Social platforms are and always will be a key part of this ecosystem, even as creators diversify income and migrate audiences. They are, first, the springboard, the place for emerging creators to capture attention and grow audiences. For the established, they will always serve as a pipeline to funnel new audiences into owned channels.
Diversification across these non-owned channels is another insurance policy to consider while in what Hugo calls “the attention phase” of the creator lifecycle. Most creators find their groove with one platform, whether it’s the format or the audience that jibes, but will reach a threshold where expanding into new channels makes sense. Basically: pick a lane, but don’t stay there.
Case study: The accidental influencer
Yin Qi Xie entered the back door of the creator economy. “I’ve had Instagram since I was 12 and there definitely has been a point where I had wanted to be an influencer,” she says. Instead, the college student stumbled upon an untapped market: boxing gear for women. She took to TikTok with her idea and, encouraged by her growing community, launched her brand, KOStudio. “I would hate to actually be an influencer now,” she says.
But as the face of her brand’s 112,000-follower TikTok account, she has entered influencer territory, building value for audiences-turned-customers who are not only buying boxing gloves but a piece of Yin. Now, after TikTok success, she’s diversifying by revisiting an old friend: Instagram. “We’re building a separate audience on Instagram,” says Yin, who adds that the platform is catching up as a top driver of sales.

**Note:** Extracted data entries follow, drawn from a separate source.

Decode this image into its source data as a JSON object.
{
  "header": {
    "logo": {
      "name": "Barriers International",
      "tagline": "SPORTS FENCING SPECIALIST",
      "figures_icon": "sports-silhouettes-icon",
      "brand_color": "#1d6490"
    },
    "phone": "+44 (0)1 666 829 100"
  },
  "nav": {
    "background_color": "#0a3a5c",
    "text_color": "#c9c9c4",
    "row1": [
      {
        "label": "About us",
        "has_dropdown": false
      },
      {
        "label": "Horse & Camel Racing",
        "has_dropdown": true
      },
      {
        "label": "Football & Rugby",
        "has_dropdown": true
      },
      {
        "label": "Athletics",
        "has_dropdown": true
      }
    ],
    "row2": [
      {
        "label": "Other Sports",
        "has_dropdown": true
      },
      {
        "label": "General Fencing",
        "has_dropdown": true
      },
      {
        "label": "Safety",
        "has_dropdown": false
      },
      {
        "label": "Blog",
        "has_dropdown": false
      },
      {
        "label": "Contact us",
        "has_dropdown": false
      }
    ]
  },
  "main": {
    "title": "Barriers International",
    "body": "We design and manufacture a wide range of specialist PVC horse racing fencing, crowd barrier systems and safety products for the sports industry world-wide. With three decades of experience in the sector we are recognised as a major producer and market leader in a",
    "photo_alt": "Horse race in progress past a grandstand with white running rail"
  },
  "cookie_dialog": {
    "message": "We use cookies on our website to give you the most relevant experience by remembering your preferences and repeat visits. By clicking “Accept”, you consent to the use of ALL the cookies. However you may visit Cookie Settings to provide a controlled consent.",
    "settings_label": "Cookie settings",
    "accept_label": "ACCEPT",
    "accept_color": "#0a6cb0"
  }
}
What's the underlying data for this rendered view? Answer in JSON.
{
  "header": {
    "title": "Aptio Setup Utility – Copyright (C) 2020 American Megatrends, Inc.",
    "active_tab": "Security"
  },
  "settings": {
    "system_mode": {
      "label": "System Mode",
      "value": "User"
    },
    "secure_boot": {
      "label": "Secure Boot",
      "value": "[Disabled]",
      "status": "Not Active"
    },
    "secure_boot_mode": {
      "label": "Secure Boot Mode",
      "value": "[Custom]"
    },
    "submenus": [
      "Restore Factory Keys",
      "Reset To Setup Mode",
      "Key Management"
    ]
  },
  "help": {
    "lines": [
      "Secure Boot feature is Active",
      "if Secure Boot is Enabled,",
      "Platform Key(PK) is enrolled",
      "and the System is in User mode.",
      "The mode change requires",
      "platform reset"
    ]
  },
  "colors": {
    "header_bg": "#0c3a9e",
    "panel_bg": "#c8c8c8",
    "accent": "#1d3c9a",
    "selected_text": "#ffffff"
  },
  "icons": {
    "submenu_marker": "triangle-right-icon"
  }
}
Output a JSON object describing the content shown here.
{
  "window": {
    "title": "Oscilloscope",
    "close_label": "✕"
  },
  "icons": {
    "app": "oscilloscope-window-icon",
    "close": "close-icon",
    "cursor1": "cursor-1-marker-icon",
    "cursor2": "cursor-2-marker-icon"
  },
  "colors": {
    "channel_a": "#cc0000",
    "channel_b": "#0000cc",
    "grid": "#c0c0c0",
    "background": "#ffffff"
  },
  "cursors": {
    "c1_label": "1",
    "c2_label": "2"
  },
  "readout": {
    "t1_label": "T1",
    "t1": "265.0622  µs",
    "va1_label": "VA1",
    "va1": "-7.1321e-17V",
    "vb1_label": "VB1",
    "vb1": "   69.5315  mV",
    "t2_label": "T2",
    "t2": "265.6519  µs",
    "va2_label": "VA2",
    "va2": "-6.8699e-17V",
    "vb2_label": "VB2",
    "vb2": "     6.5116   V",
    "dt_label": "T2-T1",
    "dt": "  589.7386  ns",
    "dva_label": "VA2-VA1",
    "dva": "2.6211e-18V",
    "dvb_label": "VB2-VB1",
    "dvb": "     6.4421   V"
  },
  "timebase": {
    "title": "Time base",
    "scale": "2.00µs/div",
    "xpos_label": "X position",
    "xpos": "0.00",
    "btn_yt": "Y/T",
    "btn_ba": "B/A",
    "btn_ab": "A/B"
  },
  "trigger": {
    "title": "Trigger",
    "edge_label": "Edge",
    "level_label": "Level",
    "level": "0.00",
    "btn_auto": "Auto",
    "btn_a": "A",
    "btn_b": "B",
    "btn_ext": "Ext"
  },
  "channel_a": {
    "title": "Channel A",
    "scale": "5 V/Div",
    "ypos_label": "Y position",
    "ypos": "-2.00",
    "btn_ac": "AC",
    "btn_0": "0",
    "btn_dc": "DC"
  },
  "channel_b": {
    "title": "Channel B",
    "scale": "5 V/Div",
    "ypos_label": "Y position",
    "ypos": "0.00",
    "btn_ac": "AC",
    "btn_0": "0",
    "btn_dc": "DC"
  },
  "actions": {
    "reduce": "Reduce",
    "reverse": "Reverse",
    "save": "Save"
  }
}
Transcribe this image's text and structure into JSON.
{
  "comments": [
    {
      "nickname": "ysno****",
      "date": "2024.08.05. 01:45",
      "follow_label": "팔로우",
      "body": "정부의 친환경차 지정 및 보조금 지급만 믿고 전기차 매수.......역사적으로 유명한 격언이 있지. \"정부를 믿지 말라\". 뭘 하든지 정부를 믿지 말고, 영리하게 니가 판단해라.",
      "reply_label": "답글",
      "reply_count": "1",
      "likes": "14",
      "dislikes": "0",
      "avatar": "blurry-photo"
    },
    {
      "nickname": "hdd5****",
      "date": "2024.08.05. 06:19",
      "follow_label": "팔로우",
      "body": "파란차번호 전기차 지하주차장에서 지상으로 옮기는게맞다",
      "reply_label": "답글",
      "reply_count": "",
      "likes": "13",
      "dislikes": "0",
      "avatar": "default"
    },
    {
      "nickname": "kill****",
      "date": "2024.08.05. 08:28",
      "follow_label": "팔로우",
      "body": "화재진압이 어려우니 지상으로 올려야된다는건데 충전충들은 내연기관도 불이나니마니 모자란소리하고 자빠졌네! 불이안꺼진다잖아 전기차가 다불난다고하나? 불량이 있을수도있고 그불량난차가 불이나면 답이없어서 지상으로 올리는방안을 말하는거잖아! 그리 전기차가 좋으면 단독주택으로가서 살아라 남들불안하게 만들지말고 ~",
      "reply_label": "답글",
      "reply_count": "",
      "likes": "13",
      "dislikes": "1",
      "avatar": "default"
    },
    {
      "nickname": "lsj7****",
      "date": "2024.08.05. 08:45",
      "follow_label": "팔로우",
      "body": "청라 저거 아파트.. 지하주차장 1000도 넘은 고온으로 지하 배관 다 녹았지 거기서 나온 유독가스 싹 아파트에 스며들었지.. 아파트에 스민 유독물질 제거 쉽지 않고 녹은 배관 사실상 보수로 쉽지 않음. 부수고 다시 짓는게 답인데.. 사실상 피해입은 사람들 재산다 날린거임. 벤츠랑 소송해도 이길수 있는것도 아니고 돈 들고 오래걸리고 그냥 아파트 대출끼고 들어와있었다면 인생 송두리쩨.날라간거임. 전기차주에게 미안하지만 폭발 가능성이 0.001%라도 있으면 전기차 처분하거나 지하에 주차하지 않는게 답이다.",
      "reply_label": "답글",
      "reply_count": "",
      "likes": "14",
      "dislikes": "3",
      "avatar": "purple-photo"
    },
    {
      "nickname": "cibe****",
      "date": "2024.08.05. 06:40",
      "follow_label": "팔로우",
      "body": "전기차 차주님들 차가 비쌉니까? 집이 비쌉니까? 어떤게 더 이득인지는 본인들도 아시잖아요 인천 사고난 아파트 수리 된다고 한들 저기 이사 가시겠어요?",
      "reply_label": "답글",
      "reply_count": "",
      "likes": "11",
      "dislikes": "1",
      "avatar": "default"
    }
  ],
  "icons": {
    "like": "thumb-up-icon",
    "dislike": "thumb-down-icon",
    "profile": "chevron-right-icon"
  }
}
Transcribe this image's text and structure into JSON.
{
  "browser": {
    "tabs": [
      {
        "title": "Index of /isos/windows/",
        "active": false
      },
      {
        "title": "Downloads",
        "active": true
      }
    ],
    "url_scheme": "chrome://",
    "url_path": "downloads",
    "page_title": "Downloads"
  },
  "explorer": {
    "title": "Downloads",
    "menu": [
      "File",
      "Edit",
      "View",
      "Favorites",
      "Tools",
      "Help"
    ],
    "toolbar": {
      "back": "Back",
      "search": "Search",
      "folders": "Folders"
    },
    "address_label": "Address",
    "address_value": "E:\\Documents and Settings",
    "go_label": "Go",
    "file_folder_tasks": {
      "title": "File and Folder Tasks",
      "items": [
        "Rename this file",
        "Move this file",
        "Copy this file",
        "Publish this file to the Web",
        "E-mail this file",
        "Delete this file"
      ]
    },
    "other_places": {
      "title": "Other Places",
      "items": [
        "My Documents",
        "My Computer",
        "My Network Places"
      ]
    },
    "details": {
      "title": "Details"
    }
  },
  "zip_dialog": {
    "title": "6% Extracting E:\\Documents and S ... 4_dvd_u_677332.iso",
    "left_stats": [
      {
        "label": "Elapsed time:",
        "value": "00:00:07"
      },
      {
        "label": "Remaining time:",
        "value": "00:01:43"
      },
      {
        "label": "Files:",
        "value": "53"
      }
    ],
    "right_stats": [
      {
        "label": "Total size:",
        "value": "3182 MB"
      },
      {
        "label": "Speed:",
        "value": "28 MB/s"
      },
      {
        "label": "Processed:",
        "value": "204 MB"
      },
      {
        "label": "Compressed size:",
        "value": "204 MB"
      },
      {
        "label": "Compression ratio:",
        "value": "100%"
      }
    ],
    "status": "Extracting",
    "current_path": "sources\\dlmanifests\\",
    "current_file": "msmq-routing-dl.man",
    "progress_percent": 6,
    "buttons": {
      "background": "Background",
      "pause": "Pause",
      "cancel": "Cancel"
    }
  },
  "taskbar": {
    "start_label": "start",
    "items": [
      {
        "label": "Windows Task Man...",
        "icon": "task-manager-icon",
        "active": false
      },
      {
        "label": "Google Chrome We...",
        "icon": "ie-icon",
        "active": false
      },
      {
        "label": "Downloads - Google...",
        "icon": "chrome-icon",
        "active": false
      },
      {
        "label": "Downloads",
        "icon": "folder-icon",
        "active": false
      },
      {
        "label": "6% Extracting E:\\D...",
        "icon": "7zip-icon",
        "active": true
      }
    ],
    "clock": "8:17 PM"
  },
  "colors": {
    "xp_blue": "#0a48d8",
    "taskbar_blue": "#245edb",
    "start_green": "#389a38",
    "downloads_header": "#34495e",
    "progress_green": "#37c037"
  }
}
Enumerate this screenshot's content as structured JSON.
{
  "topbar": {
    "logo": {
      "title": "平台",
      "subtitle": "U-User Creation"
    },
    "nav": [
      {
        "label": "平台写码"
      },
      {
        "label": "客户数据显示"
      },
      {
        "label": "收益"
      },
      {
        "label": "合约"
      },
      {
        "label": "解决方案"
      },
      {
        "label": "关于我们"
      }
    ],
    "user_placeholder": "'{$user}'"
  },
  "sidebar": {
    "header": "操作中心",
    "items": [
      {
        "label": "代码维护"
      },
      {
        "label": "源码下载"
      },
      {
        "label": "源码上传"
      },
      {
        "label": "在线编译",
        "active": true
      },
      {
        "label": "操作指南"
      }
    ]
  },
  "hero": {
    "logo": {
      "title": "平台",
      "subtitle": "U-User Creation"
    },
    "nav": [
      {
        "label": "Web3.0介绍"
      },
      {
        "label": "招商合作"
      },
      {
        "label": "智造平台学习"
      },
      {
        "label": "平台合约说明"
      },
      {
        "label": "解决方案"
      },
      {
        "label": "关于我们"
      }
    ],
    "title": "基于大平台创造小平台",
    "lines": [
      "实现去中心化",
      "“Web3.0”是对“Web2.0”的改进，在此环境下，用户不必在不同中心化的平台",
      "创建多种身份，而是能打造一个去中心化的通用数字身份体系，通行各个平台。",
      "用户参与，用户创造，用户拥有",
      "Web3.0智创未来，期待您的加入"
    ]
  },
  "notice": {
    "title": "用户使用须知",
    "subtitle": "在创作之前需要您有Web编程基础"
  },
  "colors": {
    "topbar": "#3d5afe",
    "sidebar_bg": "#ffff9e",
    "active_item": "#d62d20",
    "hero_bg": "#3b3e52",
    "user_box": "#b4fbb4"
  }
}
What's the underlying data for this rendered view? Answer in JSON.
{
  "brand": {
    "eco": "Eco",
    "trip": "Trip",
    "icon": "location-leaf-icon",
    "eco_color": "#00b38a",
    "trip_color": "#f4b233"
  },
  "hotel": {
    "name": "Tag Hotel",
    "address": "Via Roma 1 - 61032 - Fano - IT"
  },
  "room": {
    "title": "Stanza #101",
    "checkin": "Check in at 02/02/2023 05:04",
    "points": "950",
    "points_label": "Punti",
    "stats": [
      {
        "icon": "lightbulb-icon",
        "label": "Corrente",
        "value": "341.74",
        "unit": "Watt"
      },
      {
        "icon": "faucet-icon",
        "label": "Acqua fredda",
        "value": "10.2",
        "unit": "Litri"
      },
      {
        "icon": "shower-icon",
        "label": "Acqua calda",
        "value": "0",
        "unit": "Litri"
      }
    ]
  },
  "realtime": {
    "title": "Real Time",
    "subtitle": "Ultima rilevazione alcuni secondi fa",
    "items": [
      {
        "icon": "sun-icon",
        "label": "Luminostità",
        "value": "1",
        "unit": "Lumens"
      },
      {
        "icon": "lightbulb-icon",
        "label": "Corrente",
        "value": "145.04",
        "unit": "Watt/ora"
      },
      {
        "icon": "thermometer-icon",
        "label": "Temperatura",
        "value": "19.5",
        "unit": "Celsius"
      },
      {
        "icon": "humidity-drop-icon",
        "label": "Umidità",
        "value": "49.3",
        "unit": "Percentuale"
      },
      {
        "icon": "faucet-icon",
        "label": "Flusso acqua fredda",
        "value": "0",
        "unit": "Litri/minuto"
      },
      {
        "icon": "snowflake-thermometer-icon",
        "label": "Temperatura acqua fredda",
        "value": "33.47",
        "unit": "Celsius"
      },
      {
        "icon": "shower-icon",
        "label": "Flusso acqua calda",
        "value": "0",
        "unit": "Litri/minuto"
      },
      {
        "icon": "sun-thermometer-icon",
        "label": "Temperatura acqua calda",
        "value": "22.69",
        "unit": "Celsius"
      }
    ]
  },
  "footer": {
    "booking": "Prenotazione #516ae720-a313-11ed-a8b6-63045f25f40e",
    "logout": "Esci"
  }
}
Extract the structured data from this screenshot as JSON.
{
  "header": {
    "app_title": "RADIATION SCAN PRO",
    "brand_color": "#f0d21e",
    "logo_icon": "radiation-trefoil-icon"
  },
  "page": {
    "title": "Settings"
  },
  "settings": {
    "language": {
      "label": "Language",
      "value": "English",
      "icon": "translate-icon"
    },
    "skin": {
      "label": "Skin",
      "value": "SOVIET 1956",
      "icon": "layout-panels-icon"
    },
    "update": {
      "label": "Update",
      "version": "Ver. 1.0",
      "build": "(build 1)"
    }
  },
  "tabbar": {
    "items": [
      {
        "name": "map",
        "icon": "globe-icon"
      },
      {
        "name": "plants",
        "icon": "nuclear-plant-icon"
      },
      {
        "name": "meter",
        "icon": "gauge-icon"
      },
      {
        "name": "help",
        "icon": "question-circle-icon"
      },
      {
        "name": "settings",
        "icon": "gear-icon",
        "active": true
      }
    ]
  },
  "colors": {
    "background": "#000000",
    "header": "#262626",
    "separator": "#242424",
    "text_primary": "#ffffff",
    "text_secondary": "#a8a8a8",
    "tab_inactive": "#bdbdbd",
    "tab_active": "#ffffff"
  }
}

The approach not only mitigates platform risk (algorithm changes, for example) but also lets creators uncover new audiences. “Different people use different platforms,” says Hugo. The audience overlap for creators on multiple channels, he says, is in the range of 10% to 20%.
Influence to ownership
The instability of the systems that underpin the creator economy is balanced by promising trends toward more independence for creators. The increase in adoption of remote work and polywork, the emergence of decentralized cryptocurrencies and NFTs, and the slew of features and tools that accelerate the creator-to-founder lifecycle are all cause for optimism.
Literally just create—that’s who you are. Keep making and you’ll find your path.
The creator economy’s bright future is best exemplified by the success of underrepresented creators, historically victims of bias and tokenization at the hands of institutions. Many are now accessing equally underrepresented audiences hungry for faces that look like theirs and content that reflects their lived experiences.
Early in their careers, Colin and Samir pieced together multiple opportunities to build their career as creators—designing stickers, building websites, making content for others. This hustle eventually bought them freedom to choose projects that bring true value to their brand and audience. “Do whatever it takes to make stuff,” says Samir. “If someone’s going to pay you to make stuff, do that. Literally just create—that’s who you are. Keep making and you’ll find your path.” And, as your influence grows, make sure your independence grows with it.